Giuseppe Ungaretti con Anna Magnani
Un tratto non assente nelle lettere di Gadda a Citati diventa sorprendente nelle lettere di Ungaretti a Piccioni: come, nonostante la frequentazione di persona, se ne scrivessero tante. Gadda scrive a Citati soprattutto nei mesi estivi, quando il suo corrispondente è fuori città; del lungo, ininterrotto sodalizio tra Ungaretti e Piccioni ci viene consegnato un repertorio di trecento lettere, che vanno dal secondo dopoguerra alla morte del poeta. Il temperamento di Ungaretti nella considerazione di sé è opposto a quello di Gadda. Quando viene a sapere dell’imminente nomina a senatore di Montale Ungaretti scrive: «Non dico che Montale non abbia meriti, e ha avuto grossi riconoscimenti: il premio Feltrinelli, per esempio», e fin qui siamo nella norma, nello standard dei rapporti tra letterati: indagando, non si troverebbe un carteggio esente da confronti di tal fatta. Ciò che è solo di Ungaretti è il misto di innocenza e narcisismo nell’opinione su se stesso: «Ma nessuno si accorge dell’ingiustizia che, per intrighi, si sta commettendo, non per la prima volta, a mio riguardo? Sono, e dovrebbe essere indiscutibile, il maggior poeta italiano vivente, e, forse, il maggiore del mondo», con quel «forse» che è davvero impagabile, come il «quasi» che sta per arrivare: «Tradotto in quasi tutte le lingue parlate, accolto trionfalmente a Mosca come a New York» e così via. Dalla lettera, del 10 gennaio 1963, alla nomina di Montale passeranno quattro anni. Non si vuole immaginare il tormento e il rodimento. Come era successo per la vicenda della sua carriera universitaria, per la quale, di nomina governativa durante il ventennio, dovette essere «defascistizzato» e poi passare per le solite scartoffie burocratiche, così anche per il generale ambiente culturale Ungaretti ritiene di dover scontare la nomina ad Accademico d’Italia negli ultimi anni di Mussolini (per il quale aveva nutrito, del resto, sincera ammirazione, fino a dedicargli un libro non secondario).

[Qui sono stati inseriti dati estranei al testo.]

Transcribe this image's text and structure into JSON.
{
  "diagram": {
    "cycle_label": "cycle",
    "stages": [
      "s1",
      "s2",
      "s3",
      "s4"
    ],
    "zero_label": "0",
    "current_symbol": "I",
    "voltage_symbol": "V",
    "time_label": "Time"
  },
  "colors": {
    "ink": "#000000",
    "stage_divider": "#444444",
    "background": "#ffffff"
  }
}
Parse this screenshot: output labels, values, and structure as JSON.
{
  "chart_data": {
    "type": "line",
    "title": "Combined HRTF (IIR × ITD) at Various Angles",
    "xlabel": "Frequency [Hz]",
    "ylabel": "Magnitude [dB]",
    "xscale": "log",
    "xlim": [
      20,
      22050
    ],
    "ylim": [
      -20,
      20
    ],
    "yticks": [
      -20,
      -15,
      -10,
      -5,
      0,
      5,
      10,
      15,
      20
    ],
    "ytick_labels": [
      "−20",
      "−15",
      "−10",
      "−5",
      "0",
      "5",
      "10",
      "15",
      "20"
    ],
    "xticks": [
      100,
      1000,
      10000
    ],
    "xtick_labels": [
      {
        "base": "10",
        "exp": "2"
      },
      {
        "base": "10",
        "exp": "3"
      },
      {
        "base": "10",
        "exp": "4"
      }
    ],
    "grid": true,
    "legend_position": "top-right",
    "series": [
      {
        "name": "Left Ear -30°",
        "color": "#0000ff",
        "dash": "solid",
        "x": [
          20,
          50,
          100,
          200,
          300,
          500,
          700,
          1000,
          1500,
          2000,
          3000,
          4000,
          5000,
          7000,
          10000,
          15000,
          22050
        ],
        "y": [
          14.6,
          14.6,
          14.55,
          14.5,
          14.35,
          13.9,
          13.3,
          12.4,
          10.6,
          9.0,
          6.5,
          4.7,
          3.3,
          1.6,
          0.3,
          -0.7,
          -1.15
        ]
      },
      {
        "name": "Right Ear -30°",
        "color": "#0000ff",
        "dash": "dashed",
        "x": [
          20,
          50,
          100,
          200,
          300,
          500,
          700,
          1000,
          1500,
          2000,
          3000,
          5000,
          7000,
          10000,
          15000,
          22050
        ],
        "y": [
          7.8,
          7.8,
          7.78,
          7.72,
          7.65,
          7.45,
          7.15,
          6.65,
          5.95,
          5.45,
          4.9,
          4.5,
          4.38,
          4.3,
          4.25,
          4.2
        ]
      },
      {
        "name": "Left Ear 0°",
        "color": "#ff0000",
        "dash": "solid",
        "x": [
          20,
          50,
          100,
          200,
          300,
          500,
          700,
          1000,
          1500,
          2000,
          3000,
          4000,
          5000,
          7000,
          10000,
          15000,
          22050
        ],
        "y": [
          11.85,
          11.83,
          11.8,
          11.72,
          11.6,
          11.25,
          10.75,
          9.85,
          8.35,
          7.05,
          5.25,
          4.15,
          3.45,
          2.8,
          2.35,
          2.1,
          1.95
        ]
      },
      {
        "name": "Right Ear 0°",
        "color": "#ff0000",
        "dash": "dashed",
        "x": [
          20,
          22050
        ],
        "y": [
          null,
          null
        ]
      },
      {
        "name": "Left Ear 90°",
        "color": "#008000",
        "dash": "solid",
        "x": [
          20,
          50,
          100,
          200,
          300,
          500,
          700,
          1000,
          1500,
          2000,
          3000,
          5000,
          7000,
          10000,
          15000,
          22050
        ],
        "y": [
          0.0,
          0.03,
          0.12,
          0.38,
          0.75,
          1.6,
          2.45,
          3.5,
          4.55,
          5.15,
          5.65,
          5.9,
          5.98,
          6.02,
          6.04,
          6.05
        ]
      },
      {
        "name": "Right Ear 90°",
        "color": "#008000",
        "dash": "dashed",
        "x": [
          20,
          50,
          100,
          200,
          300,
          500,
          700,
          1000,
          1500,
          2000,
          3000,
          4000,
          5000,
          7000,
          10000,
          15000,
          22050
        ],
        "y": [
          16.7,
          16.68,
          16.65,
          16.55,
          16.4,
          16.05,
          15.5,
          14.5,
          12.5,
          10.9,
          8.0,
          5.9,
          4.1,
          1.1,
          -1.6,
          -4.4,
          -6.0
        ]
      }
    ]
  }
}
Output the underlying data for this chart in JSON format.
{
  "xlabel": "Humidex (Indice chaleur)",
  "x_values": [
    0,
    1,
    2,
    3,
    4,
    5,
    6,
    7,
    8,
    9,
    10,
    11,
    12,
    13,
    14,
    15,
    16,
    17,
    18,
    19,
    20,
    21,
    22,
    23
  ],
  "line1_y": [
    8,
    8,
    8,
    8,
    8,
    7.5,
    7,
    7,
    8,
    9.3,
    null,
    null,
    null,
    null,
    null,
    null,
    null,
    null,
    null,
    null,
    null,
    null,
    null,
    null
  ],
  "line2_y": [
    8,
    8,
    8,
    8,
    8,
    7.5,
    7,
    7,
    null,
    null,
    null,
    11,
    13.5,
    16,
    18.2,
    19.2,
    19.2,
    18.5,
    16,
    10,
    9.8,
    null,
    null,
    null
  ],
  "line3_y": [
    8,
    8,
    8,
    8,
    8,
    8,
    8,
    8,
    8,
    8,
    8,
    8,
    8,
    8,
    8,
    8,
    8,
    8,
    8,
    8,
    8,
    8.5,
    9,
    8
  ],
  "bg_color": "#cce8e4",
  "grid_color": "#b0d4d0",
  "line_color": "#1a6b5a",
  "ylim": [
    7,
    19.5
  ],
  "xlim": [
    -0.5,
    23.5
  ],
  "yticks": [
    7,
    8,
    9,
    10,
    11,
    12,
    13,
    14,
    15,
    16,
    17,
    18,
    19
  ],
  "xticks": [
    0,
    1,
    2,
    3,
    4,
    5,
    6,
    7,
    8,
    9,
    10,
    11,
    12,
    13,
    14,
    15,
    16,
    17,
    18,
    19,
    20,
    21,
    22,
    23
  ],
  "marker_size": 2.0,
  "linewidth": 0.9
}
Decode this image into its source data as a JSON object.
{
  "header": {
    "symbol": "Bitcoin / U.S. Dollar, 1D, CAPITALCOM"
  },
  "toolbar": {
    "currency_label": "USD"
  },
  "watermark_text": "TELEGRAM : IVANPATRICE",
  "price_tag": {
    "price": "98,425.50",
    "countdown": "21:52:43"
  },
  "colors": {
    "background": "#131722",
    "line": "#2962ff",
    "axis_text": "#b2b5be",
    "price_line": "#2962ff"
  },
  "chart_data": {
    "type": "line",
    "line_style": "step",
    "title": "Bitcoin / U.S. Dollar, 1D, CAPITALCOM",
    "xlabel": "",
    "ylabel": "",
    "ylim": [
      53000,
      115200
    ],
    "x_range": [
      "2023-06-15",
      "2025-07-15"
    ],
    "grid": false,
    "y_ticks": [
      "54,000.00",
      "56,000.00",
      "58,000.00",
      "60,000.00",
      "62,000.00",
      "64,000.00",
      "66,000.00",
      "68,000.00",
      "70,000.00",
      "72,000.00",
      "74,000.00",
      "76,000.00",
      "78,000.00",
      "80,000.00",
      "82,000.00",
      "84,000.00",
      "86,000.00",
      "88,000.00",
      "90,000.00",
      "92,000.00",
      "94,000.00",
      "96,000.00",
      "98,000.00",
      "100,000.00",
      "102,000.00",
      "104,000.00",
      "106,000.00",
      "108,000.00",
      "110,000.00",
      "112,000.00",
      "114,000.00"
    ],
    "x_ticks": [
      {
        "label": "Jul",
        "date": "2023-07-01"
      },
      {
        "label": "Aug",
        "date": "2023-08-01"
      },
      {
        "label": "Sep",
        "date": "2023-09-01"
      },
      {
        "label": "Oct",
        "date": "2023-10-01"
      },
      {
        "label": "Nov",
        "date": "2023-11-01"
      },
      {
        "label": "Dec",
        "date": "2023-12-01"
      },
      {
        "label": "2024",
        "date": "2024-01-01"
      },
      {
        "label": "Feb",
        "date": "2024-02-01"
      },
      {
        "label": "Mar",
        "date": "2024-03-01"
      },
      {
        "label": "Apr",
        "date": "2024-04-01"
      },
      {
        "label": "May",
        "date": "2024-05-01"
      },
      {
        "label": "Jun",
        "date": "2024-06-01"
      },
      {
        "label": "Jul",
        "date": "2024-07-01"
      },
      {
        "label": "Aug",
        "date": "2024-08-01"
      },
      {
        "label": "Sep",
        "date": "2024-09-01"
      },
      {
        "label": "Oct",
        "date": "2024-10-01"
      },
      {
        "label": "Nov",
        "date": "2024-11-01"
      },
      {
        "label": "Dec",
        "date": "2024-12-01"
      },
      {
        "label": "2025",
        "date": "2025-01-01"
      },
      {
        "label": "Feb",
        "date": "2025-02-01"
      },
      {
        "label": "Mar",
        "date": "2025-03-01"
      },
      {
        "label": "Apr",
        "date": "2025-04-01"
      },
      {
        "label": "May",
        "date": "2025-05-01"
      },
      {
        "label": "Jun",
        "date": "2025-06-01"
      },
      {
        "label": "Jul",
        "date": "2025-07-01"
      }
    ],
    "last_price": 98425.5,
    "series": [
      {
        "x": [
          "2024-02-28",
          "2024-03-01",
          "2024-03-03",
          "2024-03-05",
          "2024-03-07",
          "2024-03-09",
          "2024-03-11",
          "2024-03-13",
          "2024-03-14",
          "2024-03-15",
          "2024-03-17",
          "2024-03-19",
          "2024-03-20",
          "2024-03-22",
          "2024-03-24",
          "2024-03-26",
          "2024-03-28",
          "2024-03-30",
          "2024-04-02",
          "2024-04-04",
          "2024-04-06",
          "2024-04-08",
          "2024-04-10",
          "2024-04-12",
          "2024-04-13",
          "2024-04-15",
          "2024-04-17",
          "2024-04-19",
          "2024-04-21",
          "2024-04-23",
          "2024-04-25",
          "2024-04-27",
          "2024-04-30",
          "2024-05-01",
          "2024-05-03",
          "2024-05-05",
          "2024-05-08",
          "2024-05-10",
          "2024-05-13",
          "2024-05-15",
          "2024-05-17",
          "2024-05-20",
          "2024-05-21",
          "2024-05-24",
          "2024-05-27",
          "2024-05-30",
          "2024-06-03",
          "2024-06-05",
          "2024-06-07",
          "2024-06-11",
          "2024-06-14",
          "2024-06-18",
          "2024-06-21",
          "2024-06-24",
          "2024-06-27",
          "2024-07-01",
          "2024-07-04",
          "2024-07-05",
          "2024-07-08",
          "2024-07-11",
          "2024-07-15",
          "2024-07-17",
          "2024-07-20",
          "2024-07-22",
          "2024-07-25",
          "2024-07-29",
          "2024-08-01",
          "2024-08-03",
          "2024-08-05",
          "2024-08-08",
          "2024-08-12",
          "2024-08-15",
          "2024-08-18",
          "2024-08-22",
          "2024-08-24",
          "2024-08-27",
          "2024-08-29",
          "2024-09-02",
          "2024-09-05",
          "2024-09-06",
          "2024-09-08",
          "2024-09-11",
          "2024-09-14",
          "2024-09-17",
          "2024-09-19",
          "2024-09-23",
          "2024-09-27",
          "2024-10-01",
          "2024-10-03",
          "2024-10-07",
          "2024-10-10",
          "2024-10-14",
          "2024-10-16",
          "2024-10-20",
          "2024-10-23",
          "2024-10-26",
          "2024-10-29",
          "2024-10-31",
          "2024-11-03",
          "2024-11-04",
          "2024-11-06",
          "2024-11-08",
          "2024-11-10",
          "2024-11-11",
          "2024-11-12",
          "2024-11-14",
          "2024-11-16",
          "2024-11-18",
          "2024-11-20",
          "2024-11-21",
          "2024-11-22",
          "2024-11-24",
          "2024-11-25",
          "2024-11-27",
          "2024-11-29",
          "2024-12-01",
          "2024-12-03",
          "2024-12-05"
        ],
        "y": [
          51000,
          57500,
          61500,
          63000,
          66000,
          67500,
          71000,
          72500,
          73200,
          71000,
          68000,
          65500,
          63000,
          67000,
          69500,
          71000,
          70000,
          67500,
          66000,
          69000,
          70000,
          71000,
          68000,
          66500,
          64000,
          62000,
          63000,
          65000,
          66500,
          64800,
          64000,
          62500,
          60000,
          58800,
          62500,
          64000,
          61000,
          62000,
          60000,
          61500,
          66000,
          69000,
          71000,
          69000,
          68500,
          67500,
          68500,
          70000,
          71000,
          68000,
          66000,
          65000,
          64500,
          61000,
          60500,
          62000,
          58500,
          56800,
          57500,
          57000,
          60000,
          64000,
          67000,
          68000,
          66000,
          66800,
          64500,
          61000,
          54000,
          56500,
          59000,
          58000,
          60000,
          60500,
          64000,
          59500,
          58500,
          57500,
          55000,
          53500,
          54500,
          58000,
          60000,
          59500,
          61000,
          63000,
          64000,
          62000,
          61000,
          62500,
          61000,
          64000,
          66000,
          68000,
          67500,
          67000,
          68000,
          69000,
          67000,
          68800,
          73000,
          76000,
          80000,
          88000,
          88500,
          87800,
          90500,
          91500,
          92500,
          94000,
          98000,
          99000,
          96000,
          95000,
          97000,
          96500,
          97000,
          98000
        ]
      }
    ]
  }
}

Le lettere di Ungaretti sono piene di movimenti, di rapporti, di personaggi, così come fitte di richiami a piccole e grandi situazioni. Per questo occorre fare qualche osservazione sulla tecnica o, se si vuole, sull’arte dell’annotazione, messa qui in campo dai curatori in maniera diversa ma ugualmente funzionale. Più di quanto non si creda le lettere e gli epistolari sono documenti ora ostici ora insidiosi, si prestano a fraintendimenti e a valutazioni affrettate. E invece vanno presi, in quanto documenti, con ogni cautela e incrociando le testimonianze. Al modo della poesia satirica, tutta spesa sull’attualità, hanno bisogno, per i lettori, di molte informazioni. E non è detto che i lettori, sempre, imparino meno dall’annotare che dalle lettere stesse.